We’ve made numerous posts about our local dolphins, the Bottlenose Dolphin, but today, we would like to share some interesting facts about the other species of dolphins that can be found throughout the world. We see and hear about the Bottlenose Dolphin the most because they are the most likely to approach humans, they are the easiest to train, and they are one of the most intelligent species of dolphins out there. However, there are plenty of other species of dolphins in the world and they have some fascinating facts about them!
Different types of dolphins thrive in different areas, and the most common factors that attribute to which kinds of dolphins you may see in a particular area are the available food and the temperature. Dolphins also frequently migrate as well, typically with the temperature to remain in the temperature zone, so dolphins will head towards the equator as it gets colder and towards the poles as it gets warmer.
One of the most recently discovered species of dolphins is the Burrunan Dolphin, found are the Big City Harbor of Australia in 2011. There are believed to be a very small number of the Burrunan Dolphin existence, only one hundred fifty separated in two different areas but both around Australia.
The River Dolphin is one of the few dolphins in the world who prefers freshwater environments over salt water environments.

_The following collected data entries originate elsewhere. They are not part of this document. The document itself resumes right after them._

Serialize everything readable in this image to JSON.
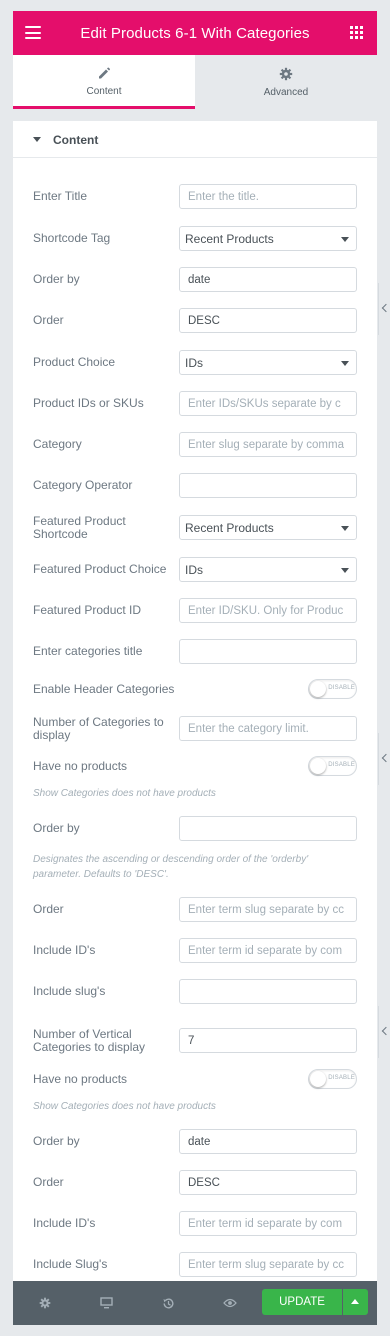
{
  "header": {
    "title": "Edit Products 6-1 With Categories",
    "menu_icon": "hamburger-icon",
    "apps_icon": "grid-icon",
    "color": "#e40e6b"
  },
  "tabs": [
    {
      "label": "Content",
      "icon": "pencil-icon",
      "active": true
    },
    {
      "label": "Advanced",
      "icon": "gear-icon",
      "active": false
    }
  ],
  "section": {
    "title": "Content"
  },
  "fields": {
    "enter_title": {
      "label": "Enter Title",
      "placeholder": "Enter the title."
    },
    "shortcode_tag": {
      "label": "Shortcode Tag",
      "value": "Recent Products"
    },
    "order_by_1": {
      "label": "Order by",
      "value": "date"
    },
    "order_1": {
      "label": "Order",
      "value": "DESC"
    },
    "product_choice": {
      "label": "Product Choice",
      "value": "IDs"
    },
    "product_ids": {
      "label": "Product IDs or SKUs",
      "placeholder": "Enter IDs/SKUs separate by c"
    },
    "category": {
      "label": "Category",
      "placeholder": "Enter slug separate by comma"
    },
    "category_operator": {
      "label": "Category Operator",
      "value": ""
    },
    "featured_shortcode": {
      "label": "Featured Product Shortcode",
      "value": "Recent Products"
    },
    "featured_choice": {
      "label": "Featured Product Choice",
      "value": "IDs"
    },
    "featured_id": {
      "label": "Featured Product ID",
      "placeholder": "Enter ID/SKU. Only for Produc"
    },
    "categories_title": {
      "label": "Enter categories title",
      "value": ""
    },
    "enable_header_categories": {
      "label": "Enable Header Categories",
      "state": "DISABLE"
    },
    "num_categories": {
      "label": "Number of Categories to display",
      "placeholder": "Enter the category limit."
    },
    "have_no_products_1": {
      "label": "Have no products",
      "state": "DISABLE",
      "description": "Show Categories does not have products"
    },
    "order_by_2": {
      "label": "Order by",
      "value": "",
      "description": "Designates the ascending or descending order of the 'orderby' parameter. Defaults to 'DESC'."
    },
    "order_2": {
      "label": "Order",
      "placeholder": "Enter term slug separate by cc"
    },
    "include_ids_1": {
      "label": "Include ID's",
      "placeholder": "Enter term id separate by com"
    },
    "include_slugs_1": {
      "label": "Include slug's",
      "value": ""
    },
    "num_vertical": {
      "label": "Number of Vertical Categories to display",
      "value": "7"
    },
    "have_no_products_2": {
      "label": "Have no products",
      "state": "DISABLE",
      "description": "Show Categories does not have products"
    },
    "order_by_3": {
      "label": "Order by",
      "value": "date"
    },
    "order_3": {
      "label": "Order",
      "value": "DESC"
    },
    "include_ids_2": {
      "label": "Include ID's",
      "placeholder": "Enter term id separate by com"
    },
    "include_slugs_2": {
      "label": "Include Slug's",
      "placeholder": "Enter term slug separate by cc"
    }
  },
  "footer": {
    "settings_icon": "gear-icon",
    "responsive_icon": "desktop-icon",
    "history_icon": "history-icon",
    "preview_icon": "eye-icon",
    "update_label": "UPDATE",
    "update_color": "#39b54a"
  }
}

River Dolphins are most commonly found in rivers in South America and Asia. Due to rivers being smaller and more shallow than wide open sea, the River Dolphin is actually much smaller than their oceanic counterparts, growing up to an average of eight feet in length. These dolphins are also found in multiple colors, such as pink, brown, and grey.
A harder to spot species is the Rough Toothed Dolphin, as it typically spends most of its time in waters with deep depths. These dolphins are a little larger than the River Dolphin, coming in at around eight and a half to nine feet in length, and can weigh up to three hundred and fifty pounds. Their most iconic feature is their long snout pairing with their small head.
The Risso Dolphin has a very iconic feature that you could easily pull out of a crowd it has a square shaped head. Although they have no teeth on their upper jaw, they do have peg-like teeth on their lower jaw, perfect for grabbing and locking onto prey.
The last dolphin we are going to touch on is the Striped Dolphin, who gets its name from the blue and white stripes at appear along the side of its body. This dolphin is known for the acrobatic feats it can do when it springs up out of the water.